Seit Jahren setzt sich Navid Kermani gegen Engstirnigkeit, gegen Vorurteile, gegen Verblendung religiöser, aber auch ganz weltlicher Art ein, gegen eine zunehmende Abkehr von religiösen Inhalten in der westlichen Welt. Wo Religion und Spiritualität hier überdauert haben, sind sie häufig fundamentalistisch und dogmatisch – auch in Europa, wo rund um den Vatikan noch immer Exorzisten praktizieren – oder aber ins Esoterische abgedriftet. Mit Tarotkarten, Runen und Pendeln zum eigenen Ich und wieder zurück. In den Ländern, die Kermani für seine Reportagen besucht hat, hat Religion noch einen ganz anderen Stellenwert, einen existentiellen. Schon seit Jahren fährt er im Auftrag zahlreicher Zeitungen (darunter die NZZ, die Süddeutsche oder Die Zeit) in Länder und Regionen, die heute vermutlich niemand von uns mehr freiwillig aufsuchen würde. Er reist nach Kaschmir, Delhi und Gujarat, nach Pakistan, Afghanistan, Teheran und Palästina, nach Syrien und Lampedusa, eines der größten „Flüchtlingsauffanglager“ Europas.

Dort spricht er nicht nur mit den Wortführern zahlreicher Bewegungen, er spricht auch mit den Menschen auf der Straße, befragt sie zu dem Schicksal ihres Landes, in dem nicht selten Krieg, Hunger und Elend das tägliche Leben beherrschen. Wir hier in Deutschland sind weit entfernt von den Unruhen, von Selbstmordattentätern und Demonstrationen. Hin und wieder flimmert uns ein Bild in den Abendnachrichten entgegen, von ausgebrannten Autos und verzweifelten Menschen, die ihre Hände gen Himmel recken, Bilder von bewaffneten Taliban, die in ihrem Land mitnichten die Unterstützung finden, die man uns gelegentlich suggeriert.
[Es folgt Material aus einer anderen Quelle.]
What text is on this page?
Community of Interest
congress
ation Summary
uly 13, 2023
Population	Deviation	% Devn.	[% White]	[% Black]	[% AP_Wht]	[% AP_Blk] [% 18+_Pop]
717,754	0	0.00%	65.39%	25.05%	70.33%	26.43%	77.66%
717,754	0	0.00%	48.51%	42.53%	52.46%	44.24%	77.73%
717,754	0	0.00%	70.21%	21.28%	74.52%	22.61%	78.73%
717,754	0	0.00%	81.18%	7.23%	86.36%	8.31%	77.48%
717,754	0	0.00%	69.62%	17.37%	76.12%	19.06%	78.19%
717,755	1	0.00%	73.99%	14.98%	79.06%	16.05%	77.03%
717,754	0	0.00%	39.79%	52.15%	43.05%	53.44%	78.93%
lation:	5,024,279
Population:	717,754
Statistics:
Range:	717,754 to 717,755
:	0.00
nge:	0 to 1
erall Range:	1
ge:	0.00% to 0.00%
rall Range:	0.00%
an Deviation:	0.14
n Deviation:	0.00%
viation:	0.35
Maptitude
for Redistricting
Seit dem 11. September 2001 ist alles, was muslimisch ist oder aussieht für viele eine potentielle Bedrohung ihrer westlichen Werte. War Afghanistan in den 60er und 70er-Jahren noch ein beliebter und hofierter Handelspartner Deutschlands, änderte sich das über die Jahrzehnte gänzlich. Fuhr man damals auch noch gern in die Länder des Orients, um Architektur und Kultur zu bestaunen, ist heute nicht viel davon übrig – und wenn, außer den im Land stationierten Soldaten und Hilfstruppen kommt sowieso niemand mehr. Alles Terroristen, alles Fundamentalisten, unter jedem Turban ticken die Bomben.

So mag nicht jeder denken, bei vielen sind diese medial geschürten Vorurteile aber Teil eines einfachen Lebenskonzepts, das klar in gut und böse unterteilt. Navid Kermani liefert mit seinen Reportagen Einblicke in die jeweiligen Länder, in die Köpfe der Menschen und zeigt, dass dort mitnichten alles so eindimensional ist, wie es von außen oft den Anschein erweckt. Vor vielen Jahren, ich war noch zu klein, um mich ernstlich dafür zu interessieren, was in diesen Ländern geschieht, fragte ich einmal ganz ernst: Warum kämpfen die da? – und ich bekam die ernüchternde Antwort: Das wissen die selbst nicht mehr so genau. Kermani zeigt deutlich: Das wissen sie. Sie kämpfen für das, was wir haben, für Demokratie, Freiheit und Frieden, für das, was wir einerseits angeblich unterstützen, andererseits aber durch Waffenlieferungen und Kollaboration mit extremistischen Truppen verhindern. Vielfach aus wirtschaftlichen Gründen – zur Erhaltung unseres Wohlstandes.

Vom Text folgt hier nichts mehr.